Managers' Compensation in a Mixed-Ownership Industry

Wednesday, June 15, 2016: 9:10 AM
G55 (Huntsman Hall)

Author(s): Sean S. Huang; Richard Hirth; Prof. Dean Smith

Discussant: Muzhe Yang

The total number of nonprofit organizations has increased by 24% during the past decade. In 2010, about 2.3 million nonprofits were operating in the U.S., and their economic activities make up 5.5% of the U.S. GDP.  Despite their significant influence, nonprofit organizations are a challenging subject for traditional economic analysis. The non-distribution constraint contradicts the fundamental profit-maximizing assumption and the motives of nonprofit organizations remain a puzzle. This paper investigates nursing home managers' compensation and its relationship with performance measures in order to provide new empirical evidence of the difference between for-profits and nonprofits. In addition, we also study how the compensation may interact with the widely implemented quality rating system.

        In the paper, we directly test whether for-profits and nonprofits place different weights on financial and altruistic motives in deciding managers' compensation. Managers are contracted by the board of directors/trustees to act as the representative agents for the security owners (in for-profits) or the donors and communities (in nonprofits). Therefore, managers should receive incentives that reflect the motives of their organizations.  If nonprofits truly pursue objectives beyond financial performance, other altruistic objectives should also be important in determining managers' compensation.

        The empirical analysis relies on a unique eight years (2003-2010) dataset. We obtain audited nursing home cost reports from the Ohio Department of Job and Family Service. These reports provide detailed data related to managers' compensation and their ownership. This Ohio data also provides information describing managers' experience and educational background that can be used as proxies for ability.  We also utilize the implementation of 5-star quality rating in December 2008 as the difference-in-difference strategy to study the elasticity of compensation with respect to quality.  The different weights of quality on compensation between nonprofits and for-profits may be narrowed, because effective quality rating increases the financial rewards/penalty of quality and reduces the altruistic motive of quality.
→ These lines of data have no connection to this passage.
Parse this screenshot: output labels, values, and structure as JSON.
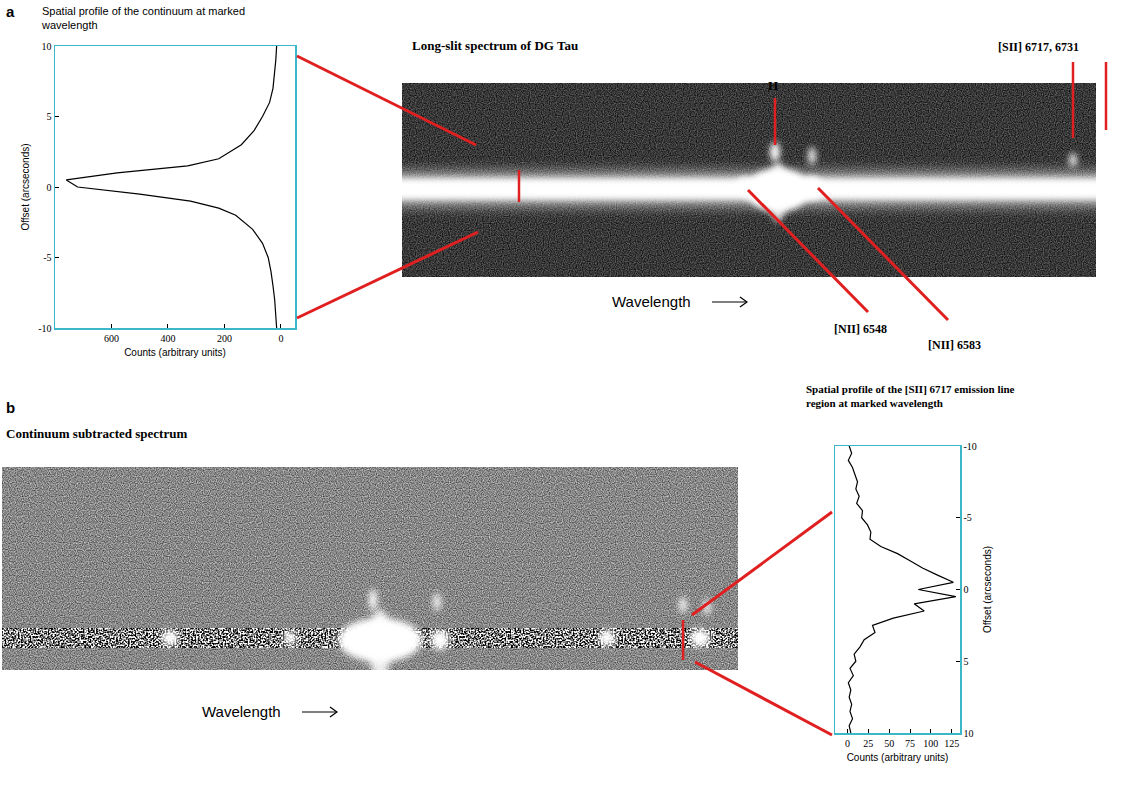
{
  "figure": {
    "panels": [
      {
        "letter": "a",
        "spectrum": {
          "title": "Long-slit spectrum of DG Tau",
          "lines": [
            "H",
            "[SII] 6717, 6731",
            "[NII] 6548",
            "[NII] 6583"
          ],
          "axis_label": "Wavelength"
        }
      },
      {
        "letter": "b",
        "spectrum": {
          "title": "Continuum subtracted spectrum",
          "axis_label": "Wavelength"
        }
      }
    ]
  },
  "chart_data": [
    {
      "type": "line",
      "title": "Spatial profile of the continuum at marked wavelength",
      "x_label": "Counts (arbitrary units)",
      "y_label": "Offset (arcseconds)",
      "color": "#000000",
      "grid": false,
      "offsets": [
        -10,
        -9,
        -8,
        -7,
        -6,
        -5,
        -4,
        -3,
        -2,
        -1.5,
        -1,
        -0.5,
        0,
        0.5,
        1,
        1.5,
        2,
        3,
        4,
        5,
        6,
        7,
        8,
        9,
        10
      ],
      "counts": [
        15,
        18,
        22,
        28,
        35,
        45,
        65,
        100,
        160,
        220,
        320,
        500,
        720,
        760,
        580,
        330,
        220,
        140,
        95,
        65,
        40,
        28,
        22,
        18,
        15
      ],
      "xlim": [
        800,
        -50
      ],
      "xticks": [
        600,
        400,
        200,
        0
      ],
      "ylim": [
        -10,
        10
      ],
      "yticks": [
        -10,
        -5,
        0,
        5,
        10
      ]
    },
    {
      "type": "line",
      "title": "Spatial profile of the [SII] 6717 emission line region at marked wavelength",
      "x_label": "Counts (arbitrary units)",
      "y_label": "Offset (arcseconds)",
      "color": "#000000",
      "grid": false,
      "offsets": [
        -10,
        -9.5,
        -9,
        -8.5,
        -8,
        -7.5,
        -7,
        -6.5,
        -6,
        -5.5,
        -5,
        -4.5,
        -4,
        -3.5,
        -3,
        -2.5,
        -2,
        -1.5,
        -1,
        -0.5,
        0,
        0.5,
        1,
        1.5,
        2,
        2.5,
        3,
        3.5,
        4,
        4.5,
        5,
        5.5,
        6,
        6.5,
        7,
        7.5,
        8,
        8.5,
        9,
        9.5,
        10
      ],
      "counts": [
        2,
        5,
        1,
        6,
        9,
        12,
        10,
        14,
        11,
        18,
        17,
        24,
        28,
        27,
        40,
        60,
        75,
        90,
        108,
        127,
        85,
        130,
        80,
        92,
        55,
        30,
        33,
        20,
        15,
        8,
        10,
        3,
        7,
        1,
        4,
        2,
        5,
        3,
        6,
        2,
        4
      ],
      "xlim": [
        -15,
        135
      ],
      "xticks": [
        0,
        25,
        50,
        75,
        100,
        125
      ],
      "ylim": [
        10,
        -10
      ],
      "yticks": [
        -10,
        -5,
        0,
        5,
        10
      ]
    }
  ]
}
        Overall, we find no consistent relationship between compensation and either financial or altruistic performance. Rather, managers' compensation is positively correlated with directly observable characteristics, including work experience, number of beds, occupancy rate, and payer mix. The finding is consistent with the literature that for-profit and nonprofit do not respond to quality rating differently. However, the results should be interpreted with caution. The absence of significant relationship between compensation and performance does not necessarily indicate that nonprofits are not different from for-profits.  Because managers' turnover is not included in the analysis, it is possible that the board replaces managers who have poor performance rather than reduces their compensation. Also, the evaluation and monitoring of financial and altruistic performance can be too costly to the governing board, preventing managers' compensation from reflecting short-term performance.